Kalp hastalıklarının nekahat döneminde en sık görülen psikiyatrik tablo depresyondur. Önceden geçirilmiş depresyon atağı veya ailede depresyon öyküsü riski artırır. Anksiyete, panik bozukluk, deliryum ve posttravmatik stres bozukluğu kalp hastalıklarında sıklıkla gözlenmektedir.
Bununla beraber, psikiyatrik tablolarda sıklıkla görülen göğüs ağrısı, çarpıntı ve nefes darlığı üçlüsü, kalp hastalıklarını taklit ederek, yanlış inanışlara yol açabilmektedir. Somatizasyon bozuklukları da organik-psikiyatrik ayırımını yapmakta dikkate alınmalıdır.
A tipi davranış özellikleri gösteren kişilere psikoterapötik yaklaşımda öfke ve yadsıma ile mücadele öğretilir. Hastanın gereksinimlerine saygı gösterilmeli ve önerilerde kişiye uygun davranılmalıdır. İşkolik bir hastaya sağlığın için altı ay hiç işe gitme gibi bir öneri hiç gerçekçi değildir.
Psikoterapide gevşeme egzersizlerinden sıklıkla yararlanıyoruz. Gevşeme egzersizleri hem anksiyeteyi gidermekte, hem de artmış sempatik uyarıyı azaltmaktadır. Bu sayede özellikle ventriküler aritmi anlamlı ölçüde düzelmektedir.
Depresyon ve anksiyete tedavisinde ilaç seçimi kalp hastalarında dikkatle yapılmalıdır. Trisiklik antidepresanlar antikolinerjik etkileri nedeniyle (ortostatik hipotansiyon, aritmi gibi) tercih edilmezler.
Yeni nesil antidepresanlar daha güvenilir olmakla birlikte, venlafaksin hipertansiyon, fluoksetin bradikardi ve atriyal fibrilasyon, sertralin ise digoksin ve varfarin gibi bazı ilaçların kan düzeylerini arttırdıklarından dolayı dikkatle izlenmelidir.

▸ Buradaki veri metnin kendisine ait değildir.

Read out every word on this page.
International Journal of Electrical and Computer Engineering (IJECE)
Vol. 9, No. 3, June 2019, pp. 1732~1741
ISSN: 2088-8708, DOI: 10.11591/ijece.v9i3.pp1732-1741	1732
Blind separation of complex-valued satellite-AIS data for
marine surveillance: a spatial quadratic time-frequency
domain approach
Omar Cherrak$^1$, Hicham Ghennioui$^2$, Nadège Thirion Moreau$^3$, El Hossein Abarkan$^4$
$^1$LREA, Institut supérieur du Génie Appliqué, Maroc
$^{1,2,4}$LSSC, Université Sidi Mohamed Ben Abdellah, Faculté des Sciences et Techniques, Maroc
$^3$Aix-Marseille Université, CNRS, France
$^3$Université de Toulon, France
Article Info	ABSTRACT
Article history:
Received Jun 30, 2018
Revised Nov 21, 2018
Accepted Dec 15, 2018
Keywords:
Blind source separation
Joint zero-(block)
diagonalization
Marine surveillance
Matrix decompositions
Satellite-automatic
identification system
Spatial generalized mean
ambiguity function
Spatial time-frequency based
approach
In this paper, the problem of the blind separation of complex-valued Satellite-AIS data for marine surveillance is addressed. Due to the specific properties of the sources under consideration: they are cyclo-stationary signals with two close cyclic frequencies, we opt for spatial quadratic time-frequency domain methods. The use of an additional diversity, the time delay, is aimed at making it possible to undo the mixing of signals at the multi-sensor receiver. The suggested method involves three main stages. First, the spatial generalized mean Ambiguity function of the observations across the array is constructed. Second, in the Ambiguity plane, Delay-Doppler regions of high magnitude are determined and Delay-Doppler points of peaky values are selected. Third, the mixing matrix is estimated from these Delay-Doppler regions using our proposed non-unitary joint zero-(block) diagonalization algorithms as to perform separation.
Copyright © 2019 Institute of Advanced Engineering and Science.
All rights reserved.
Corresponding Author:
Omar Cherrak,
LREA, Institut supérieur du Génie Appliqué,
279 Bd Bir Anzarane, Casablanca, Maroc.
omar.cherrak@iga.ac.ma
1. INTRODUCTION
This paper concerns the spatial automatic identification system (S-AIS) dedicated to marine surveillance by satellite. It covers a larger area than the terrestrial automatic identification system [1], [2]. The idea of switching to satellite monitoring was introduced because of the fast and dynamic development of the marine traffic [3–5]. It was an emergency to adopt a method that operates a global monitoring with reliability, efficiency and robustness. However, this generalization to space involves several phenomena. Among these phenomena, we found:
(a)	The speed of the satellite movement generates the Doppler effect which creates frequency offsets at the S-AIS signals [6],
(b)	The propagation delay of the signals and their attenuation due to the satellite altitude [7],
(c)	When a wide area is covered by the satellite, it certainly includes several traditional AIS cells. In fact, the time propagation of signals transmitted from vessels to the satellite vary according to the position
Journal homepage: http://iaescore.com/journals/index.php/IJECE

Benzodiazepinler, buspiron ve beta blokerler anksiyete tedavisinde kullanılabilirler.
Sonuç olarak, kalp hastalığı seyrinde ortaya çıkan ruhsal sorunlar, psikoterapi, ilaç veya ikisi birlikte kullanılarak tedavi edilmelidir. İlaç kullanmanız gerekirse bundan kesinlikle çekinmeyin.Psikiyatristiniz size ve sorununuza en uygun ilacı seçecektir.